Evaluating artifacts (code, documents, plans, research outputs) through focused perspectives, one round at a time. Each pass changes the artifact, so subsequent passes operate on different material. See the method for how review fits the larger cycle.

Review is also a phase within every other workflow.

Perspectives

Review works through perspectives — bounded angles of evaluation, each entered deeply. A conciseness review and a technical accuracy review catch different categories of issue. A security review and an architecture review look at the same code with different questions.

The perspectives emerge from the work. A change that touches authentication suggests a security perspective. A document that synthesizes multiple sources suggests a consistency perspective. The human selects perspectives based on what the artifact does and what prior passes may have missed. Predefined catalogs of perspectives are useful as starting points, not as checklists to exhaust.

Each perspective is scoped tightly. A reviewer agent assigned to evaluate test quality doesn’t need to assess architectural fit. The bounded scope makes the review more productive.

Evaluative reviewers (quality, correctness, maintainability) should not see the implementation plan. The plan creates anchoring, shifting evaluation from what the code does to whether it matches intent. Alignment reviews (“did we build what we planned?”) are different; those need the plan.

The cold reader — a fresh agent simulating someone encountering the artifact for the first time, often with limited patience. Cold readers catch where engagement drops, where explanation is redundant and where the length isn’t justified. Particularly valuable for documents and any artifact that will be read by humans, because iterative refinement tends to add material without removing what the additions made obsolete.

Multiple rounds

Review proceeds in rounds. Each round applies one or more perspectives, produces findings, and the findings are addressed before the next round begins.

The sequence matters. Start with perspectives that catch structural issues — correctness, logic errors, things that change behavior. These produce the largest changes to the artifact. Follow with perspectives that evaluate qualities of the revised material — maintainability, consistency, clarity. Running these in the opposite order wastes effort: a structural fix in round two may invalidate the maintainability improvements from round one.

Repeated passes of the same perspective have value. A correctness review applied after fixes from a prior round may find new issues introduced by those fixes, or issues that the prior round’s context obscured.

Findings

Review produces findings: must-fix, discussion and minor. Must-fix gets addressed before the next round. Minor accumulates for a cleanup pass or gets skipped.
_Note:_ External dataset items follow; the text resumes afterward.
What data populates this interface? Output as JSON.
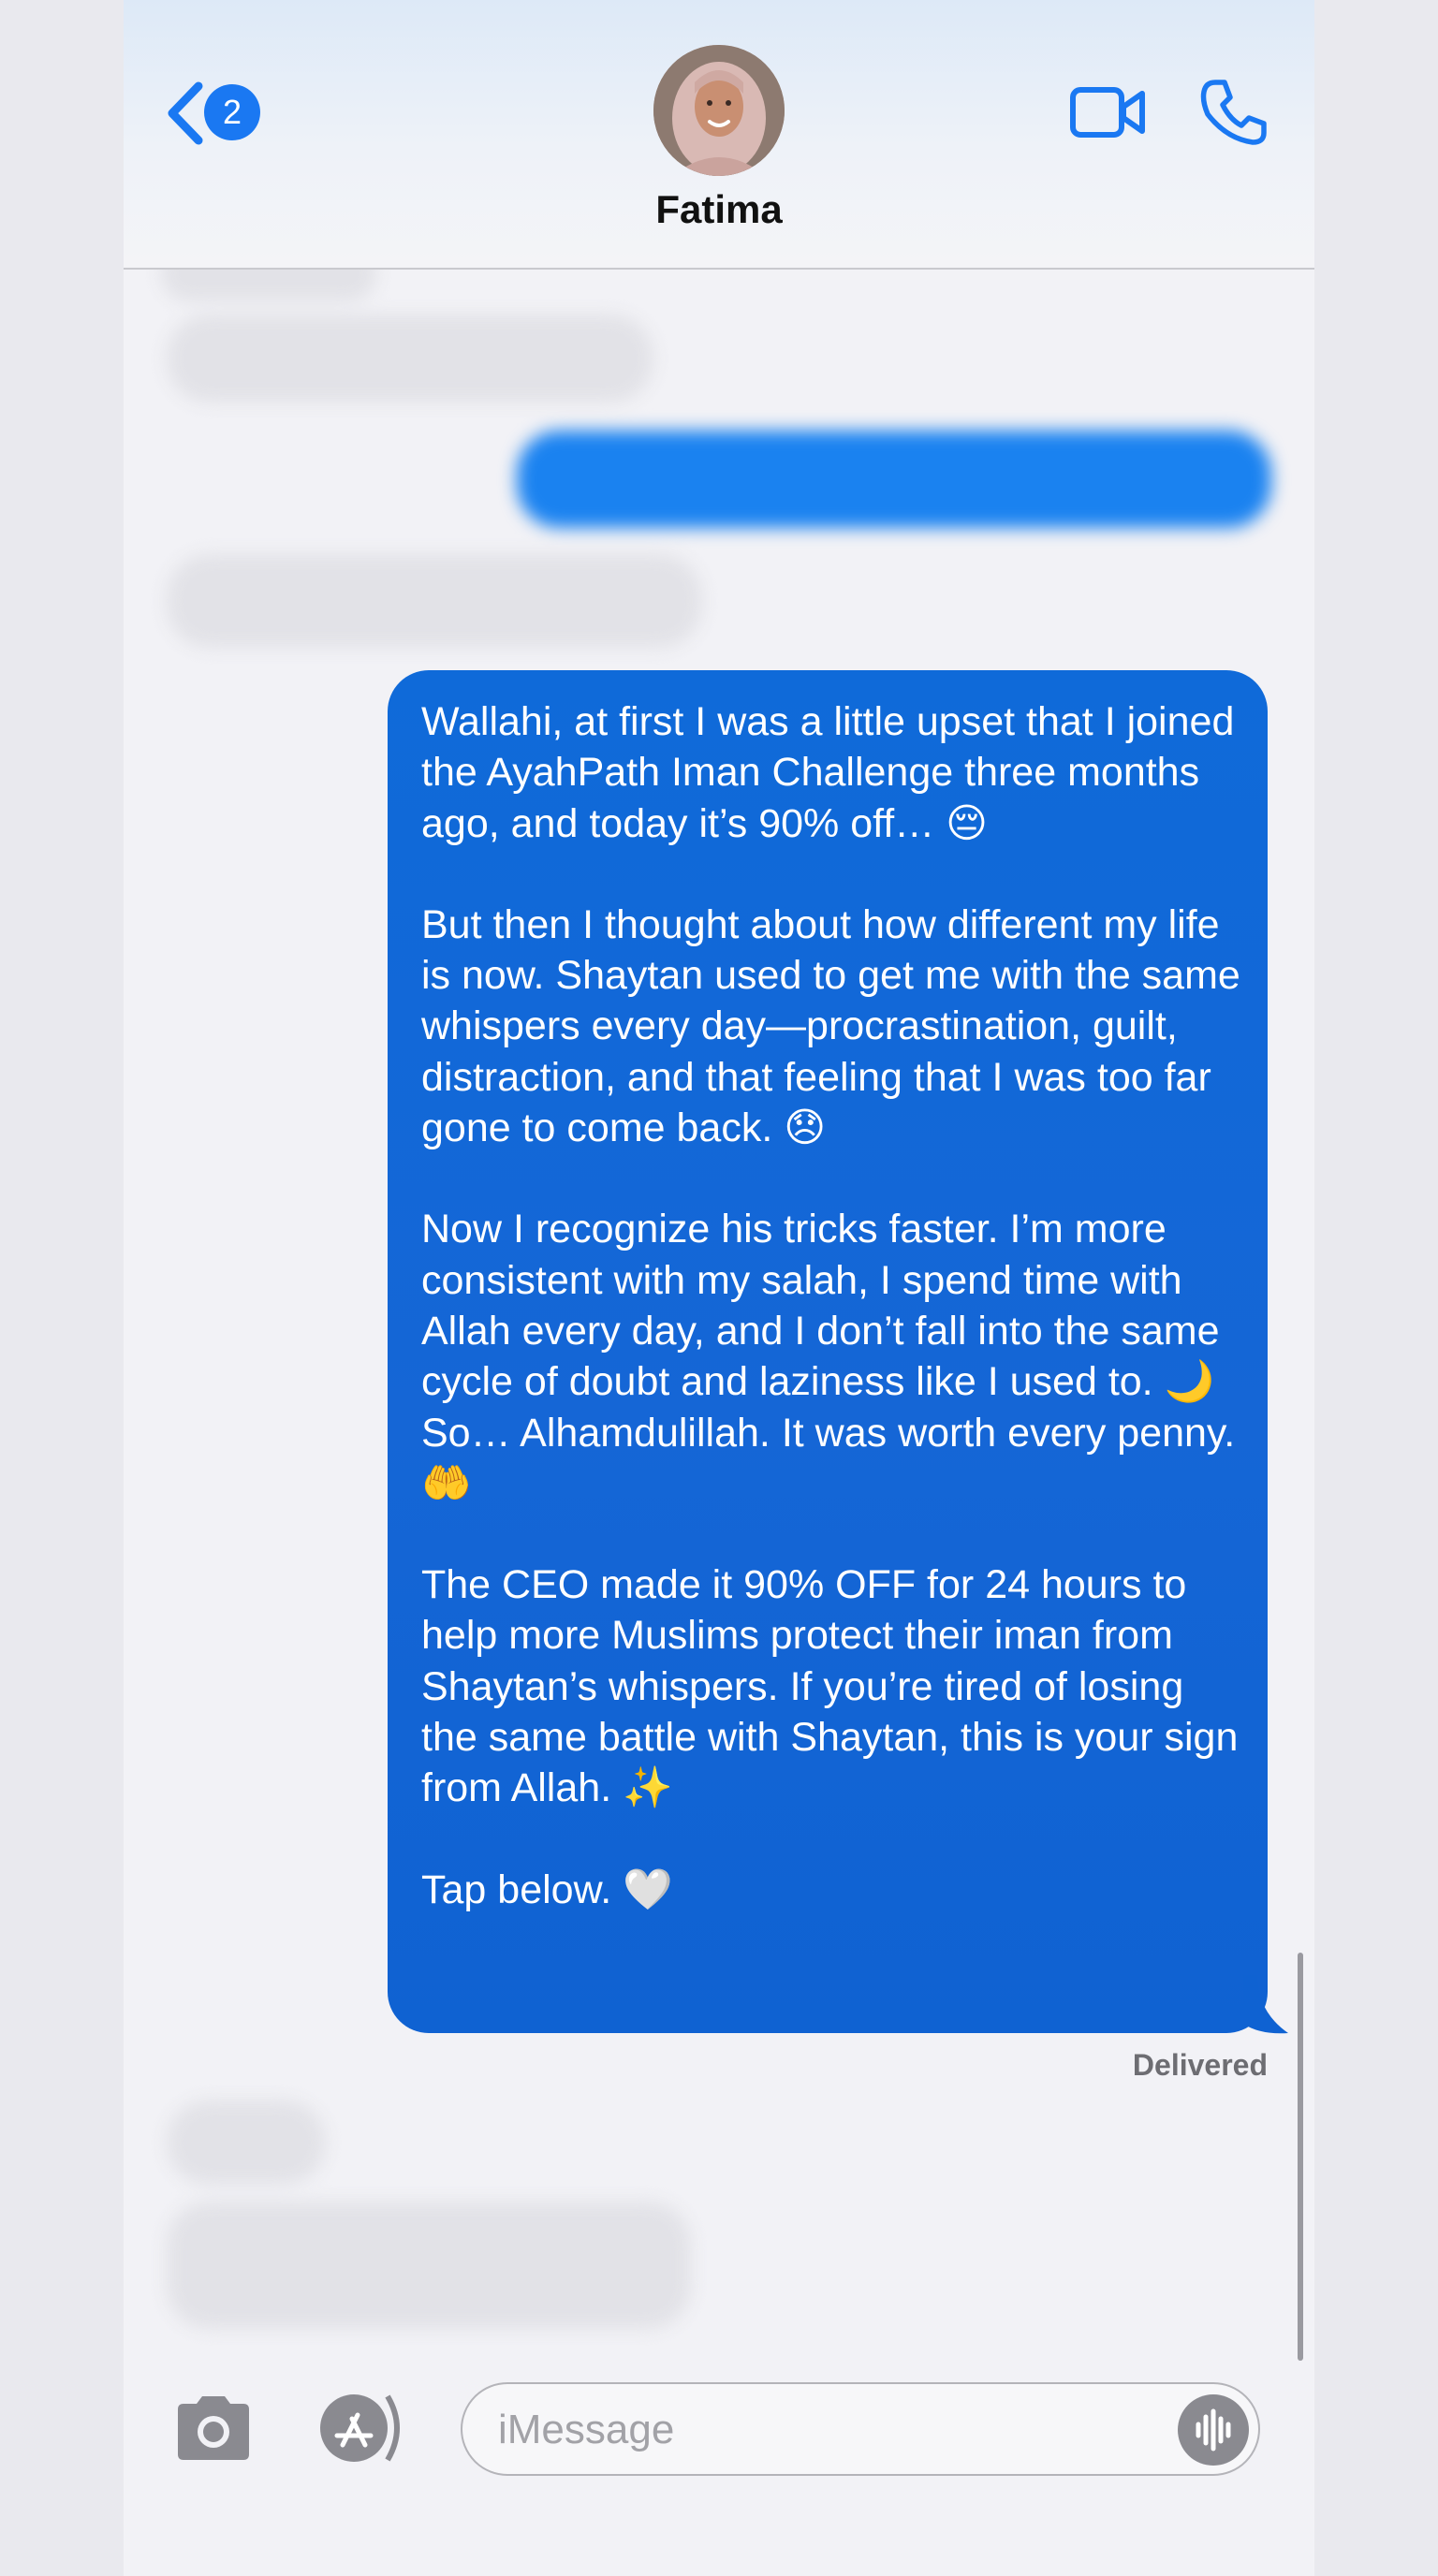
{
  "header": {
    "back_badge_count": "2",
    "contact_name": "Fatima"
  },
  "message": {
    "paragraphs": [
      "Wallahi, at first I was a little upset that I joined the AyahPath Iman Challenge three months ago, and today it’s 90% off… 😔",
      "But then I thought about how different my life is now. Shaytan used to get me with the same whispers every day—procrastination, guilt, distraction, and that feeling that I was too far gone to come back. 😞",
      "Now I recognize his tricks faster. I’m more consistent with my salah, I spend time with Allah every day, and I don’t fall into the same cycle of doubt and laziness like I used to. 🌙",
      "So… Alhamdulillah. It was worth every penny. 🤲",
      "The CEO made it 90% OFF for 24 hours to help more Muslims protect their iman from Shaytan’s whispers. If you’re tired of losing the same battle with Shaytan, this is your sign from Allah. ✨",
      "Tap below. 🤍"
    ],
    "status": "Delivered"
  },
  "composer": {
    "placeholder": "iMessage"
  },
  "colors": {
    "accent": "#1a78f2",
    "outgoing_bubble": "#1566d6",
    "incoming_bubble": "#e2e2e7"
  },
  "icons": {
    "back": "chevron-left-icon",
    "video": "video-camera-icon",
    "call": "phone-icon",
    "camera": "camera-icon",
    "apps": "app-store-icon",
    "voice": "waveform-icon"
  }
}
The critical classification in agentic review is discussion — findings where the agent recognizes a question it can’t answer. Agents default to resolving everything with high confidence. The agent surfaces a trade-off it can see but can’t evaluate because the right response depends on context outside its window. These don’t get auto-fixed. The reviewer surfaces the question; the human holds the context to answer it.

Where findings go

A finding’s nature determines where it routes. Not every finding is a fix to the current artifact:

A gap in evidence sends the work back to research
A structural problem sends it back to planning — the decomposition needs revision
A scope question gets surfaced to the human for a decision about whether to expand or defer
An inconsistency with another artifact becomes a cross-document review concern

The investigative character

Review is investigative, like research — looking for what’s there, what’s missing, what doesn’t add up. The difference is the starting point: research begins with an open question; review begins with an artifact and asks whether it holds up.

This means review can surface findings that the original research missed. A reviewer reading a document may notice that a claim isn’t supported, that an assumption wasn’t verified or that two sections draw on contradictory evidence.

Convergence

Convergence in review has specific indicators: findings shifting from structural to minor, perspectives agreeing with each other, the artifact stabilizing across rounds.

The review-specific risk is mistaking fatigue for convergence. A reviewer who has been through several rounds may produce fewer findings because they’re tired, not because the artifact is complete. Agents have their own version — temporal locality bias. After many rounds, agents anchor to the artifact’s current shape and produce fewer structural suggestions, independent of whether the structure is right.

A fresh perspective breaks both patterns. If a new angle finds significant issues, the work continues regardless of how many prior rounds came back clean.

Once passes are producing minor findings only, stop.

The human gate

The human makes the final call on whether review is complete. The agent can propose that convergence has been reached; the human verifies. This is true for code review, document review and plan review alike.

The human also decides which discussion findings to accept, defer, or dismiss. When delivering feedback on review findings, batch it — the agent produces better revisions when it sees the full pattern rather than individual corrections.

The depth of review is itself a judgment call. Some artifacts warrant multiple rounds of detailed review from several perspectives. Others — where the process is trusted and the scope is well-understood — warrant checking the high-level output and the process that produced it. The level of scrutiny varies by what’s at stake and how much the intermediate steps have already been validated.